ClickLearn - Apr 13, 2016

Implementing ClickLearn - Analyzing requirements [Part 2]

The requirement analyzing shall efficiently cover:

  • Who is responsible for ClickLearn?
  • What is the content that we need within ClickLearn?
  • What are the candidates for Electronic Performance Support?
  • Where should out content be available?
  • How do we communicate that the content is available?
  • Are there any technical issues that need coverage?

Organizational readiness

We put great emphasis in preparing the organization for creating and maintaining the documentation. This is typically the distinction between a fantastic ClickLearn process and a mediocre implementation. Determining the stakeholders that handle the practical day-to-day-operation of ClickLearn, i.e. assisting and teaching users in recordings, performing post-recording editing operations, pick-up requests from the departments, is the single most important task in preparing for the ClickLearn implentation. Communicating the responsibilities to remainder of the organization (having an e-mail address on the content) is also essential.

ClickLearn or its partners can provide all the training necessary to take the day-to-day responsibilities of maintaining and supporting ClickLearn within your organization.

We normally recommend a 4 to 8 hour training session focusing exclusively on these day-to-day super users. This training is sufficient to accommodate a large number of recording users and sufficient for providing the right training to the recording users.

E-learning content

Preparing and structuring the content (typically headliners) and is a requirement analysis in its own right. We normally recommend that the organizational anchor-points for the ClickLearn product also collect the requirements for the content within the organization, efficiently asking each department, business process owner:

What are the key processes within the department?

Identifying the key processes within each department gives an outline of the recordings needed to be performedFor some companies with high volume replacements in staffing it is a very sound idea to keep in mind that we are not just training the existing employees. Typically asking the question: “What would a new employee require in terms of training?” is a great starting point.

What are the possible candidates for EPSS?

Everything recording is a possible candidate for the EPSS. However maintaining high-quality EPSS can be a time consuming task. There are number of factors that may influence on which processes, you choose for your EPSS repository.

High volume turn around in employees in a specific department or part of your organization may point to key-processes being part of the EPSS.

Infrequently performed operations (monthly, bi-weekly) are typically difficult to learn from a video, tutorial or simulation. These types of processes are always good candidates for the EPSS.

What are the roles within/across departments that we need to provide learning / teaching to?

Structuring content in roles makes a lot of sense. We normally perform tasks depending on our role within the organization. It is seldom a great idea to make available, to the call-center employee, an instruction on how to perform a monthly P & L-statement. However, that particular process will probably make sense to the financial controller. Providing an equal amount of content for each department is seldom a good idea. Instead, it makes sense to spent time in the areas where employee-replacements are high.

How do we best structure the recording?

Bear in mind that some recordings may be more efficiently broken down in multiple recording (f.ex. an order process with large differences in steps between types of order). Dedicating content to a particular sub process gives the best possible result and experience for the end-user. ClickLearn has options to integrate and merge recordings together for a collective result.

What is best structure of the end training material?

Often departments have shared content. Structuring that content into a single book makes sense keeps the updating operations at a minimum. Structuring the end training material is really a question of how well we target the documentation to a particular role within the organization and how easily maintainable we keep the content.

Availability analysis

The availability analysis is a simple checklist where the organization answers a number of questions:

  • Do we want to make content available on individual users Ipads, IPhones, etc.?
  • Do we want a collective platform for all content or will we create subareas for each role or department within the organization?
  • Should the content be made available on specific technical platforms (business systems, SharePoint, etc.)?

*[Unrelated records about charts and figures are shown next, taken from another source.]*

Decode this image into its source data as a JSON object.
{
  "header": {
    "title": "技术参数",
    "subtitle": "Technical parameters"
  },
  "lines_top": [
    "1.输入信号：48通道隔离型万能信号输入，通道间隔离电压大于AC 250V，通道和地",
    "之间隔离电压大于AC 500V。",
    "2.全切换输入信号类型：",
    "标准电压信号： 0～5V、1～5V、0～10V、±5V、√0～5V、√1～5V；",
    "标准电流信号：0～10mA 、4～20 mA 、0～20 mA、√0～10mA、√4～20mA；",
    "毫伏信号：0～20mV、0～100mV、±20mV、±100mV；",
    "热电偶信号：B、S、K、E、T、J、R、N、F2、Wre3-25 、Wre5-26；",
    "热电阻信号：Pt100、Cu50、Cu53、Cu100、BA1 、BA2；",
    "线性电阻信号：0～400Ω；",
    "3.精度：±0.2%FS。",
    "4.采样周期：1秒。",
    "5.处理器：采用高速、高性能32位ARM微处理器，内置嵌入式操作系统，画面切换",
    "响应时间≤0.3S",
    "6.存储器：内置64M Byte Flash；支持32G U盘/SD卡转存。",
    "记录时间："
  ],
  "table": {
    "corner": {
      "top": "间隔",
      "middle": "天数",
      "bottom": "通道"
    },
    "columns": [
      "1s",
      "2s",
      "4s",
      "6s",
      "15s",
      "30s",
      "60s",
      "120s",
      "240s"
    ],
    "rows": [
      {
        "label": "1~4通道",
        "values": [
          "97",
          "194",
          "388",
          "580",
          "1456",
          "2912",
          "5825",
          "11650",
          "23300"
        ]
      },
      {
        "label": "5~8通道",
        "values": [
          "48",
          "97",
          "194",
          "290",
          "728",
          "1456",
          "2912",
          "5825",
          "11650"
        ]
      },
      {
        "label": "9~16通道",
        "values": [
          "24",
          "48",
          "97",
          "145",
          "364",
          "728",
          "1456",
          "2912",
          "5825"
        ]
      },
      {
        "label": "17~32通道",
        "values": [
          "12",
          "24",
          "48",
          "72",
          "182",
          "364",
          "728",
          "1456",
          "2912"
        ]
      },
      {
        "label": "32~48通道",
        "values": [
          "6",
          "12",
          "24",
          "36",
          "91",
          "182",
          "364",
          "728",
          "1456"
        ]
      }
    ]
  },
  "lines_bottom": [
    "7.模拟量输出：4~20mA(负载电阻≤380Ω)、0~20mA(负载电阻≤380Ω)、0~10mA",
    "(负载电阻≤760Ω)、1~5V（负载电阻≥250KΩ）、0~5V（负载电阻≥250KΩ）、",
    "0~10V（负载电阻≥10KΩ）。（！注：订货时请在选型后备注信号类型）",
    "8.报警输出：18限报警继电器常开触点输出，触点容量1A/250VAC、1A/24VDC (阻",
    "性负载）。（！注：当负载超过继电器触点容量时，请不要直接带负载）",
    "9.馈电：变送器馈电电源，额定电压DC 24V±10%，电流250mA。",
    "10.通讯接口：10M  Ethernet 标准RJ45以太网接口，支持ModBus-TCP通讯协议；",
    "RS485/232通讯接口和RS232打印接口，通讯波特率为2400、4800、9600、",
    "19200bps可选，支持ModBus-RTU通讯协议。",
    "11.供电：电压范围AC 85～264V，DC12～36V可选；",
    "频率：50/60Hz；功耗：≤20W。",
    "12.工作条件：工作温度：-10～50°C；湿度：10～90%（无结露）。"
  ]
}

Scouting these issues and determining, if technical issues may arise with any of them is typically a great idea to do in the requirement analysis phase and secures a smooth process, where no resources are wasted.

Technical requirement analysis

The technical requirements analysis is traditionally a very short phase. It is primarily a readiness check with the IT-department and should provide solutions to:

  • Are there any ClickLearn requirements for recording on the platform?
  • Which media do we intend to distribute on? (i.e. DVD’s for low-bandwidth sites or internet/intranet solutions).
  • Is it possible to do secure logins for each user to make content available on the internet?
  • Templates, learning portals, visual layout of Assists, etc. are typically structured and created in this phase using either ClickLearn resources or a partner for consultancy.